4 Reasons Your Great Blog Post Gets No Hits

06/12/2013

By Margo

4 Reasons Your Great Blog Post Gets No Hits

For a kid, a birthday can be the most awesome and terrifying day of the year. Presents! Cake! Attention! A party! But then…what if nobody comes? It’s a reasonable fear. We all saw it happen—kids whose invitations we stuffed in a pocket and neglected, whether thoughtlessly or intentionally. So we were careful with our own invitations. We were willing to do almost anything to make sure we wouldn’t be the kid left alone with too much cake and no presents.

That fear of throwing a flop of a party stays with us, and follows us online. It’s disappointing to say something incredibly witty on Facebook and get no responses. Or to write a useful, market-appropriate, well-researched blog post for your business and have no one read it.

It’s easy, we think, to tell a kid how to be a successful host. But expanding your online presence and reach is way more technical, right? It involves things like metatags and SEO and computer code wizardry far beyond the reach of the average user, doesn’t it? Partially, perhaps, but only behind the scenes. Though the stakes are much higher for a business trying to reach potential customers than for a 7-year-old trying to get friends to come to his party, the principles for being successful at both are exactly the same. And they’re not technical at all. So if you’ve written a great blog post and are wondering why it’s not getting any hits, consider how you’re doing on these four party basics:

  1. How did you extend your invitations? Imagine a kid standing by himself on the playground and mumbling, “I’m having a great thing that’s going to be really great. And fun. And great. I hope you’ll come.” What was that? What kind of thing? What are you even talking about?

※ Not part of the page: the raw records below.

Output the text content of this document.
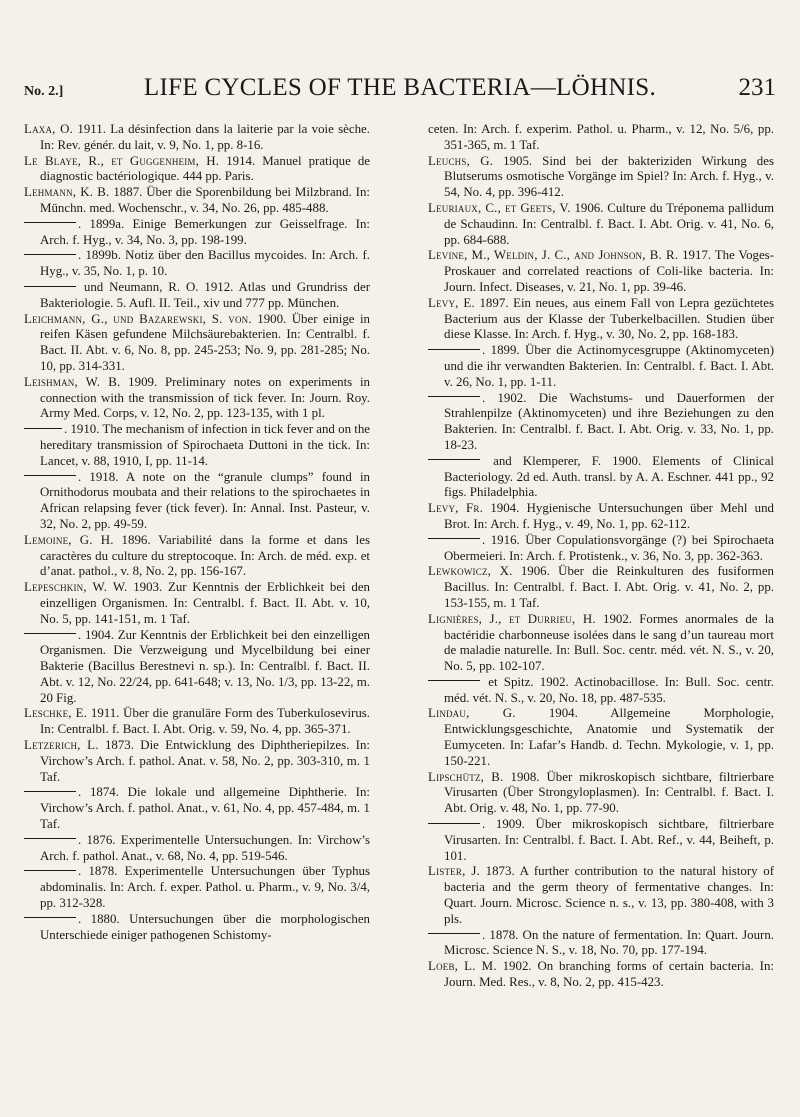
No. 2.]	LIFE CYCLES OF THE BACTERIA—LÖHNIS.	231

Laxa, O. 1911. La désinfection dans la laiterie par la voie sèche. In: Rev. génér. du lait, v. 9, No. 1, pp. 8-16.

Le Blaye, R., et Guggenheim, H. 1914. Manuel pratique de diagnostic bactériologique. 444 pp. Paris.

Lehmann, K. B. 1887. Über die Sporenbildung bei Milzbrand. In: Münchn. med. Wochenschr., v. 34, No. 26, pp. 485-488.

. 1899a. Einige Bemerkungen zur Geisselfrage. In: Arch. f. Hyg., v. 34, No. 3, pp. 198-199.

. 1899b. Notiz über den Bacillus mycoides. In: Arch. f. Hyg., v. 35, No. 1, p. 10.

und Neumann, R. O. 1912. Atlas und Grundriss der Bakteriologie. 5. Aufl. II. Teil., xiv und 777 pp. München.

Leichmann, G., und Bazarewski, S. von. 1900. Über einige in reifen Käsen gefundene Milchsäurebakterien. In: Centralbl. f. Bact. II. Abt. v. 6, No. 8, pp. 245-253; No. 9, pp. 281-285; No. 10, pp. 314-331.

Leishman, W. B. 1909. Preliminary notes on experiments in connection with the transmission of tick fever. In: Journ. Roy. Army Med. Corps, v. 12, No. 2, pp. 123-135, with 1 pl.

. 1910. The mechanism of infection in tick fever and on the hereditary transmission of Spirochaeta Duttoni in the tick. In: Lancet, v. 88, 1910, I, pp. 11-14.

. 1918. A note on the “granule clumps” found in Ornithodorus moubata and their relations to the spirochaetes in African relapsing fever (tick fever). In: Annal. Inst. Pasteur, v. 32, No. 2, pp. 49-59.

Lemoine, G. H. 1896. Variabilité dans la forme et dans les caractères du culture du streptocoque. In: Arch. de méd. exp. et d’anat. pathol., v. 8, No. 2, pp. 156-167.

Lepeschkin, W. W. 1903. Zur Kenntnis der Erblichkeit bei den einzelligen Organismen. In: Centralbl. f. Bact. II. Abt. v. 10, No. 5, pp. 141-151, m. 1 Taf.

. 1904. Zur Kenntnis der Erblichkeit bei den einzelligen Organismen. Die Verzweigung und Mycelbildung bei einer Bakterie (Bacillus Berestnevi n. sp.). In: Centralbl. f. Bact. II. Abt. v. 12, No. 22/24, pp. 641-648; v. 13, No. 1/3, pp. 13-22, m. 20 Fig.

Leschke, E. 1911. Über die granuläre Form des Tuberkulosevirus. In: Centralbl. f. Bact. I. Abt. Orig. v. 59, No. 4, pp. 365-371.

Letzerich, L. 1873. Die Entwicklung des Diphtheriepilzes. In: Virchow’s Arch. f. pathol. Anat. v. 58, No. 2, pp. 303-310, m. 1 Taf.

. 1874. Die lokale und allgemeine Diphtherie. In: Virchow’s Arch. f. pathol. Anat., v. 61, No. 4, pp. 457-484, m. 1 Taf.

. 1876. Experimentelle Untersuchungen. In: Virchow’s Arch. f. pathol. Anat., v. 68, No. 4, pp. 519-546.

. 1878. Experimentelle Untersuchungen über Typhus abdominalis. In: Arch. f. exper. Pathol. u. Pharm., v. 9, No. 3/4, pp. 312-328.

. 1880. Untersuchungen über die morphologischen Unterschiede einiger pathogenen Schistomy-

ceten. In: Arch. f. experim. Pathol. u. Pharm., v. 12, No. 5/6, pp. 351-365, m. 1 Taf.

Leuchs, G. 1905. Sind bei der bakteriziden Wirkung des Blutserums osmotische Vorgänge im Spiel? In: Arch. f. Hyg., v. 54, No. 4, pp. 396-412.

Leuriaux, C., et Geets, V. 1906. Culture du Tréponema pallidum de Schaudinn. In: Centralbl. f. Bact. I. Abt. Orig. v. 41, No. 6, pp. 684-688.

Levine, M., Weldin, J. C., and Johnson, B. R. 1917. The Voges-Proskauer and correlated reactions of Coli-like bacteria. In: Journ. Infect. Diseases, v. 21, No. 1, pp. 39-46.

Levy, E. 1897. Ein neues, aus einem Fall von Lepra gezüchtetes Bacterium aus der Klasse der Tuberkelbacillen. Studien über diese Klasse. In: Arch. f. Hyg., v. 30, No. 2, pp. 168-183.

. 1899. Über die Actinomycesgruppe (Aktinomyceten) und die ihr verwandten Bakterien. In: Centralbl. f. Bact. I. Abt. v. 26, No. 1, pp. 1-11.

. 1902. Die Wachstums- und Dauerformen der Strahlenpilze (Aktinomyceten) und ihre Beziehungen zu den Bakterien. In: Centralbl. f. Bact. I. Abt. Orig. v. 33, No. 1, pp. 18-23.

and Klemperer, F. 1900. Elements of Clinical Bacteriology. 2d ed. Auth. transl. by A. A. Eschner. 441 pp., 92 figs. Philadelphia.

Levy, Fr. 1904. Hygienische Untersuchungen über Mehl und Brot. In: Arch. f. Hyg., v. 49, No. 1, pp. 62-112.

. 1916. Über Copulationsvorgänge (?) bei Spirochaeta Obermeieri. In: Arch. f. Protistenk., v. 36, No. 3, pp. 362-363.

Lewkowicz, X. 1906. Über die Reinkulturen des fusiformen Bacillus. In: Centralbl. f. Bact. I. Abt. Orig. v. 41, No. 2, pp. 153-155, m. 1 Taf.

Lignières, J., et Durrieu, H. 1902. Formes anormales de la bactéridie charbonneuse isolées dans le sang d’un taureau mort de maladie naturelle. In: Bull. Soc. centr. méd. vét. N. S., v. 20, No. 5, pp. 102-107.

et Spitz. 1902. Actinobacillose. In: Bull. Soc. centr. méd. vét. N. S., v. 20, No. 18, pp. 487-535.

Lindau, G. 1904. Allgemeine Morphologie, Entwicklungsgeschichte, Anatomie und Systematik der Eumyceten. In: Lafar’s Handb. d. Techn. Mykologie, v. 1, pp. 150-221.

Lipschütz, B. 1908. Über mikroskopisch sichtbare, filtrierbare Virusarten (Über Strongyloplasmen). In: Centralbl. f. Bact. I. Abt. Orig. v. 48, No. 1, pp. 77-90.

. 1909. Über mikroskopisch sichtbare, filtrierbare Virusarten. In: Centralbl. f. Bact. I. Abt. Ref., v. 44, Beiheft, p. 101.

Lister, J. 1873. A further contribution to the natural history of bacteria and the germ theory of fermentative changes. In: Quart. Journ. Microsc. Science n. s., v. 13, pp. 380-408, with 3 pls.

. 1878. On the nature of fermentation. In: Quart. Journ. Microsc. Science N. S., v. 18, No. 70, pp. 177-194.

Loeb, L. M. 1902. On branching forms of certain bacteria. In: Journ. Med. Res., v. 8, No. 2, pp. 415-423.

Posting a blog without doing keyword and search engine optimization (SEO) research is about the same thing. And will get the same result. Do keyword research to enhance your blog posts.
    It’s always best to brainstorm the most common questions or terms people would use as a search query in regards to your product or service. Resources such as Google Trends, Google AdWords Keyword Tool, Hubspot’s Keyword Grader SEO Tool, and Wordtracker’s free basic keyword tool can help you advance your search. When you’ve identified which terms produce the results you want, incorporate those keywords into the article body. Give your blog a descriptive title, as well, and integrate long tailed key terms in it.
  2. Are you being social? The surly kid in the corner who doesn’t talk to anybody during the non-birthday seasons of the year probably isn’t going to get any guests at his party. In the same way you’d say to him, get out there! When you’ve published your post, promote it on other platforms, such as Twitter, Facebook, Google+, and so on. Consider joining blog aggregators (Newsvine and Alltop are good examples). These sites allow members to collect blog content topically, and will help users already interested in the subjects you’re writing about find you. Social bookmarking sites (Delicious and Pinterest are well known examples) are another good place to place links—and ask friends and content marketing colleagues to link—to your blog.
    In addition, comment on other blogs, link to other blogs in your own posts, engage with and share content from other bloggers on your social media sites, invite guest bloggers to post on your site and be willing to be a guest on others’. Use and update your blogroll, which is a collection of blogs you recommend that can appear along one side of your blog.
  3. Are you treating your guests well while they’re there? If kids come to a birthday party and don’t have fun, they’ll go home early. Make guests to your site feel welcome the moment they arrive by making sure your site is, well, friendly. Have users (or friends) tell you what they see first, what they expect to see, and where they expect to see it. Make sure your site is easy to navigate and to search. And finally, be sociable and polite by approving and responding to comments as quickly as possible.
  4. Have you laid a great table? Your blog is the buffet; the posts are the dishes offered on it. Make sure everything is fresh (current), hot (interesting), and made with your guests’ tastes in mind rather than your own (topical). Make sure your offerings are well prepared as well, which means do thorough research on your blog posts. People can see quickly whose material is trustworthy and meets their needs, and will spend time reading your blog (and return to it!) if those requirements are met. And finally, keep putting new offerings out. To get noticed, publish often, and publish quality.

Building a great blog and seeing it get a good response is just as gratifying as your best birthday party. Keeping in mind the basic principles of both will make sure that happens. Good luck, and have fun!